State v. Rinehart

SABERS, Justice

(dissenting).

[¶ 15.] Although officers may stop a vehicle while exercising their “community caretaking function,” the facts do not justi*845fy applying that concept here. See Cady v. Dombrowski, 413 U.S. 438, 441, 93 S.Ct. 2523, 2528, 37 L.Ed.2d 706, 714-15 (1973); see also State v, Catlette, 88 S.D. 406, 221 N.W.2d 25, 28 n. 3 (1974). An officer’s subjective explanation for stopping or detaining a driver does not control Fourth Amendment analysis. Courts are required to “make an objective assessment of the officer’s actions” when determining if a stop was reasonable. United States v. Cummins, 920 F.2d 498, 501 (8th Cir.1990) (citing Scott v. United States, 436 U.S. 128, 136, 98 S.Ct. 1717, 1723, 56 L.Ed.2d 168, 177 (1978)).

[¶ 16.] Applying the community caretak-ing exception to the facts of this case ignores the requirement of objective reasonableness when assessing an officer’s actions. Id. Officer DeBoer’s stated “primary justification” for stopping Rinehart, his health, is not sufficiently borne out in the record. DeBoer’s subjective motives, no matter how honestly held, do not affect Fourth Amendment protections. It is vital to recognize that “[t]he ‘community care-taking’ exception should be cautiously and narrowly applied to minimize the risk that it will be abused or used as pretext for conducting an investigatory search for criminal evidence.” Commonwealth v. Waters, 20 Va.App. 285, 456 S.E.2d 527, 530 (1995).

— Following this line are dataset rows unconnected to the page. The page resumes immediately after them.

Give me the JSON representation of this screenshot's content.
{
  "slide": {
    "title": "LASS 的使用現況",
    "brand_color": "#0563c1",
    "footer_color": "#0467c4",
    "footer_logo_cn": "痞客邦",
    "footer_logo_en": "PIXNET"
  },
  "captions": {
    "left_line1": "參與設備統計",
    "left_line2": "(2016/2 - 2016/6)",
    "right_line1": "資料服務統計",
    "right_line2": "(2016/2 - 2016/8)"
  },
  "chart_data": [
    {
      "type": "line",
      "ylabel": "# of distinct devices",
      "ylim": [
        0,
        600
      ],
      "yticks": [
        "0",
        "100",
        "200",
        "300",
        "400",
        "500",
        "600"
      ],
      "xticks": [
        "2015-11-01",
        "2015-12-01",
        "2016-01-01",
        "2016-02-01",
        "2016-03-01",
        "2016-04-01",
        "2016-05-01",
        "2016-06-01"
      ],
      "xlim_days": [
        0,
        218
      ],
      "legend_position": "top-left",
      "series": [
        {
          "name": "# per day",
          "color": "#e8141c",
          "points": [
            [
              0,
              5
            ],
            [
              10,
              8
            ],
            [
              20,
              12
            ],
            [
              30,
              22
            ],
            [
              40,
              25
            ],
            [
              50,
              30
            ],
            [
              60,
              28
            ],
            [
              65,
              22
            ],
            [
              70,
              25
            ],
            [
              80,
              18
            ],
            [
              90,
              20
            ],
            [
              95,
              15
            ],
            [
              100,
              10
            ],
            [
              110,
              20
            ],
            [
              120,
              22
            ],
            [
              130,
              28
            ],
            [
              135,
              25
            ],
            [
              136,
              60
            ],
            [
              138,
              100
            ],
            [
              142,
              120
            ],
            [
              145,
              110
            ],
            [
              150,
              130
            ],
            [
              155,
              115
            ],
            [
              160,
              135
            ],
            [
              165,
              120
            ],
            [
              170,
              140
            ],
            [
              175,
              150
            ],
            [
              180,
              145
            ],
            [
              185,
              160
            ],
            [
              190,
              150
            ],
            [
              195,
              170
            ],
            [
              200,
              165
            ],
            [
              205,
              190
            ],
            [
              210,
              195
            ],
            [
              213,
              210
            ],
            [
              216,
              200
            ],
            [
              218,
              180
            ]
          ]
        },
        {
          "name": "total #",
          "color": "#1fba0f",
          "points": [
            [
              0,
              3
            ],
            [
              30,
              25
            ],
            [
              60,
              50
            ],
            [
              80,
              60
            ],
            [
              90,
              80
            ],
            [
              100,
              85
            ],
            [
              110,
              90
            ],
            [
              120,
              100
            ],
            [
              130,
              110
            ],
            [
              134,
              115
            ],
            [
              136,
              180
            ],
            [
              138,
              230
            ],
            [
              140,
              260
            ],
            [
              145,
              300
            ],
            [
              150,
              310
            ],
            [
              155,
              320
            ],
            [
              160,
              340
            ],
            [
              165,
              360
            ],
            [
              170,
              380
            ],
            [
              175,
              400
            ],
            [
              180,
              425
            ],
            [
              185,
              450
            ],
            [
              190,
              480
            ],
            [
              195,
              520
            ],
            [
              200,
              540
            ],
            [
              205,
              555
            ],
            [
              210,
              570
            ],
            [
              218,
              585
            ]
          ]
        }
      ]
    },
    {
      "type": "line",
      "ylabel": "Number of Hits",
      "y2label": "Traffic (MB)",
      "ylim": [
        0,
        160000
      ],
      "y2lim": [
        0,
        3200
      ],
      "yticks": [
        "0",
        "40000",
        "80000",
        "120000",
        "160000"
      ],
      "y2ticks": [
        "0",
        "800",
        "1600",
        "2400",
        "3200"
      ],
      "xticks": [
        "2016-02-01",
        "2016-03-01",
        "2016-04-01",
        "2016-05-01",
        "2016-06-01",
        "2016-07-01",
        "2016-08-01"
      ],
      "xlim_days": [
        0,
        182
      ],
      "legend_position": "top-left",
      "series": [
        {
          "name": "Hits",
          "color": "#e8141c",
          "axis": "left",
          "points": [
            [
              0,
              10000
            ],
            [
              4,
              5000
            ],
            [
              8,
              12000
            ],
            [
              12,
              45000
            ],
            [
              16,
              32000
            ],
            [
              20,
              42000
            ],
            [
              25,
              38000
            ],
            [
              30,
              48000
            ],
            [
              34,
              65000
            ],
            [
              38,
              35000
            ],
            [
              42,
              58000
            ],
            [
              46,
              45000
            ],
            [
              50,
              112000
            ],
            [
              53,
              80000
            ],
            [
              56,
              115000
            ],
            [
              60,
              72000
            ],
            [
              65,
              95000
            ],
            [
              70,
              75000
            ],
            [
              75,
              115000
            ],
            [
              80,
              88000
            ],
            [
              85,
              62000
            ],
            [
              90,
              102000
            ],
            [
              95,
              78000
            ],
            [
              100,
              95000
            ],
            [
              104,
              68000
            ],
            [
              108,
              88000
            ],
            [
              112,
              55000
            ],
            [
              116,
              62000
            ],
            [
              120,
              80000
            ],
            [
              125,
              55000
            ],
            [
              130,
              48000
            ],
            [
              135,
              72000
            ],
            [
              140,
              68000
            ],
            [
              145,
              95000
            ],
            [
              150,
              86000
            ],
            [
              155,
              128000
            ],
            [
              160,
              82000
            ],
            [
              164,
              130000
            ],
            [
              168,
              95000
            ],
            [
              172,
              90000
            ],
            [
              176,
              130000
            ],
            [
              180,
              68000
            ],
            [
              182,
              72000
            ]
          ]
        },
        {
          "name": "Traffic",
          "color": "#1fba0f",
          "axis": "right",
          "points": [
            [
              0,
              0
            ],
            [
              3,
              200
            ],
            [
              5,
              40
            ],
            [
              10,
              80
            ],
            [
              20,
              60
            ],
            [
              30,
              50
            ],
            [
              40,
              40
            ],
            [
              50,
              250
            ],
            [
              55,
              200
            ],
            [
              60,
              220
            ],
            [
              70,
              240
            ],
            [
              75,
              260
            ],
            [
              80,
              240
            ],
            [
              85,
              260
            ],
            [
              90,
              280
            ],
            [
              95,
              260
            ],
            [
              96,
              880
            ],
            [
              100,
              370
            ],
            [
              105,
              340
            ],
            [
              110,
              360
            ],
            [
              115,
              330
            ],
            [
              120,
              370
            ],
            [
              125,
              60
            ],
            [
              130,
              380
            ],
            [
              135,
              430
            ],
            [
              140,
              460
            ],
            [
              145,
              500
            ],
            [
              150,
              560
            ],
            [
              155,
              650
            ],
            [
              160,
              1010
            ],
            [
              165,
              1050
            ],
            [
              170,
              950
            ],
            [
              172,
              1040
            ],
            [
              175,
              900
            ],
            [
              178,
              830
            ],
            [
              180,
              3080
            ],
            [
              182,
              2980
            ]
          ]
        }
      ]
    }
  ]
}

[¶ 17.] Given the absence of support in the record to justify the community care-taking exception, we must determine the validity of this stop under our traditional Fourth Amendment analysis. The purpose of the Fourth Amendment is “not to eliminate all contact between police and the citizenry, but ‘to prevent arbitrary and oppressive interference’ by enforcement officials with the privacy and personal security of individuals.” United States v. Mendenhall, 446 U.S. 544, 553-54, 100 S.Ct. 1870, 1877, 64 L.Ed.2d 497, 509 (1980). There must be a balancing of the intrusion on a person’s Fourth Amendment rights against legitimate governmental interests. Delaware v. Prouse, 440 U.S. 648, 654, 99 S.Ct. 1391, 1396, 59 L.Ed.2d 660, 667 (1979). To balance these interests, law enforcement must have a reasonable suspicion of a violation to make a brief traffic stop. Terry v. Ohio, 392 U.S. 1, 31-32, 88 S.Ct. 1868, 1888, 20 L.Ed.2d 889, 911 (1968); State v. Cuny, 534 N.W.2d 52, 53 (S.D.1995). An officer must support a stop with an articulable suspicion of a violation. State v. Herrboldt, 1999 SD 55, ¶ 7, 593 N.W.2d 805, 808. DeBoer’s stop of Rinehart’s vehicle is not supported by an articulable suspicion of a violation and was unjustified as a matter of law.

[¶ 18.] I also join Justice AMUNDSON’S dissent.